6. The method according to claim 1, characterized in that, Also includes: Record the sequence of input events, current situation type, target situation type, and evolution path for each cognitive decision and store them in the internal memory bank; In the subsequent execution step S5, the attractiveness value of the candidate situation type is modulated based on the current situation type and relevant historical experience retrieved from the input event sequence.
7. A cognitive decision-making system based on multidimensional situation coding, characterized in that, include: - A perception mapping module, used to perform step S1 as described in claim 1; - Energy evolution module, used to perform step S2 as described in claim 1; - Situation matching module, used to perform step S3 as described in claim 1; - An interpretation and generation module for performing step S4 as described in claim 1; - Decision planning module, used to execute step S5 as described in claim 1; - Output module for performing step S6 as described in claim 1.

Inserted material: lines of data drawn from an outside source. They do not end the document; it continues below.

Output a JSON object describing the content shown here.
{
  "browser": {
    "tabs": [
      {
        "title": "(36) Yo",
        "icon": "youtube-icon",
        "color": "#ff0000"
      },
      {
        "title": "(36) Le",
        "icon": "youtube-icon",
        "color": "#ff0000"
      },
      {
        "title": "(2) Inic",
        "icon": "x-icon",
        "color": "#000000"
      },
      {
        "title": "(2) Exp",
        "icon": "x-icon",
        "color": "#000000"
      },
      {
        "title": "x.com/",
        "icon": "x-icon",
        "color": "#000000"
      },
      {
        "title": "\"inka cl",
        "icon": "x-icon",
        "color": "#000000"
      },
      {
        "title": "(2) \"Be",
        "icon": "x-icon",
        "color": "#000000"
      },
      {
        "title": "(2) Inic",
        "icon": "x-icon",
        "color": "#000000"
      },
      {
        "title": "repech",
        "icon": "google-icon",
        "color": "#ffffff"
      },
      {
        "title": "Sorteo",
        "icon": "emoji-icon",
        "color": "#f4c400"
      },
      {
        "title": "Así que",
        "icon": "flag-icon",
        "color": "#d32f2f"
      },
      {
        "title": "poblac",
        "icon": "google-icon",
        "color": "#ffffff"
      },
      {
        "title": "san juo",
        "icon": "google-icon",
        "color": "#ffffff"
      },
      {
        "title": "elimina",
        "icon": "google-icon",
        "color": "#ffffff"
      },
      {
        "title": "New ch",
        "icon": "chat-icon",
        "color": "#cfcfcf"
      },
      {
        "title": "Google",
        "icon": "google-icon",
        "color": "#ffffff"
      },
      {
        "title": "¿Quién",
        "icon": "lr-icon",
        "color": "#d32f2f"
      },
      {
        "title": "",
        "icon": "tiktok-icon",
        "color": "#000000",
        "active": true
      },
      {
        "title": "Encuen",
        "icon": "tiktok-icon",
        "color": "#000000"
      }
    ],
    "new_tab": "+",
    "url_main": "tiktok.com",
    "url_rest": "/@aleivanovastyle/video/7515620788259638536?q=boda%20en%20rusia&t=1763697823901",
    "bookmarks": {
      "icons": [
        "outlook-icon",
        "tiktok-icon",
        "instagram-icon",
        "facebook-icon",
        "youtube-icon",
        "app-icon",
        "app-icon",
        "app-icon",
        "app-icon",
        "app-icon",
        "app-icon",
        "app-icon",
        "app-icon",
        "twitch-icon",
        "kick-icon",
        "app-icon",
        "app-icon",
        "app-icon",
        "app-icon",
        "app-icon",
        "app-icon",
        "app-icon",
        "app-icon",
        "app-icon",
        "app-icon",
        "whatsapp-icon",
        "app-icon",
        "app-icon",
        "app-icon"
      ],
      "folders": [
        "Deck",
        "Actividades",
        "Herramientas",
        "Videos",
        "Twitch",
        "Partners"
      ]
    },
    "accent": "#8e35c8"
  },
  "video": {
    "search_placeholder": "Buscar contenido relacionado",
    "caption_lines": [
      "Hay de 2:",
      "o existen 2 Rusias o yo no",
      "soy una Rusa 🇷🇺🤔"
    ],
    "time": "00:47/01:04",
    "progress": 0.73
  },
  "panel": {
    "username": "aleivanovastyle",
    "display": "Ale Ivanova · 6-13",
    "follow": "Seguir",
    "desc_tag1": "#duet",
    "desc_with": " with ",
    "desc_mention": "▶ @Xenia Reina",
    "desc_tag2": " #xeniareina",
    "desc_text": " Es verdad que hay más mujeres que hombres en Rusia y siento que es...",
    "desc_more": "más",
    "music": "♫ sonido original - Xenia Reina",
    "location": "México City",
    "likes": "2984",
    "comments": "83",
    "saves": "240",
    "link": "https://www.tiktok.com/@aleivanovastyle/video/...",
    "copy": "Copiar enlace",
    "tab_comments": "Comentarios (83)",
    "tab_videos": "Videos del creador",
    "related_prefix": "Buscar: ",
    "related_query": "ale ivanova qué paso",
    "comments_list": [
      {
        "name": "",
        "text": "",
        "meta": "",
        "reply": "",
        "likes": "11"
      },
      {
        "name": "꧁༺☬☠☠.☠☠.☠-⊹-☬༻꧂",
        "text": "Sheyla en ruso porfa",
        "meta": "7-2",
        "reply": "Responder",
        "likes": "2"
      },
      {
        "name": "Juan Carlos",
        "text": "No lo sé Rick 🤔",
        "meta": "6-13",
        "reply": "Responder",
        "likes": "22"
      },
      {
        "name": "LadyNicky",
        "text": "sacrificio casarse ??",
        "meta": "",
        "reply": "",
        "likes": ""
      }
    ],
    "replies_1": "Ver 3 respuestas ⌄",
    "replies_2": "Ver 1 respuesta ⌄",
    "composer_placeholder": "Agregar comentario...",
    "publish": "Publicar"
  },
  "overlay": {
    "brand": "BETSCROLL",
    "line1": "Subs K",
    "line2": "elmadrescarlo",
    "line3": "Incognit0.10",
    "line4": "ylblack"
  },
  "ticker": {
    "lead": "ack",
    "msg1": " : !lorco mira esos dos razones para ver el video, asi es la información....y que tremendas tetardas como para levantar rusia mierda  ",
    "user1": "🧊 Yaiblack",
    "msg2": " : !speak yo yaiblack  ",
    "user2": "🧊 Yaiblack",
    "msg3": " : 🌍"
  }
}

8. The system according to claim 7, characterized in that, It also includes an online learning module for performing step S7 as described in claim 5.
9. The system according to claim 7, characterized in that, It also includes an internal memory module for performing the recording, retrieval, and modulation operations as described in claim 6.
10. A computer-readable storage medium having a computer program stored thereon, characterized in that, When the program is executed by the processor, it implements the method as described in any one of claims 1 to 6.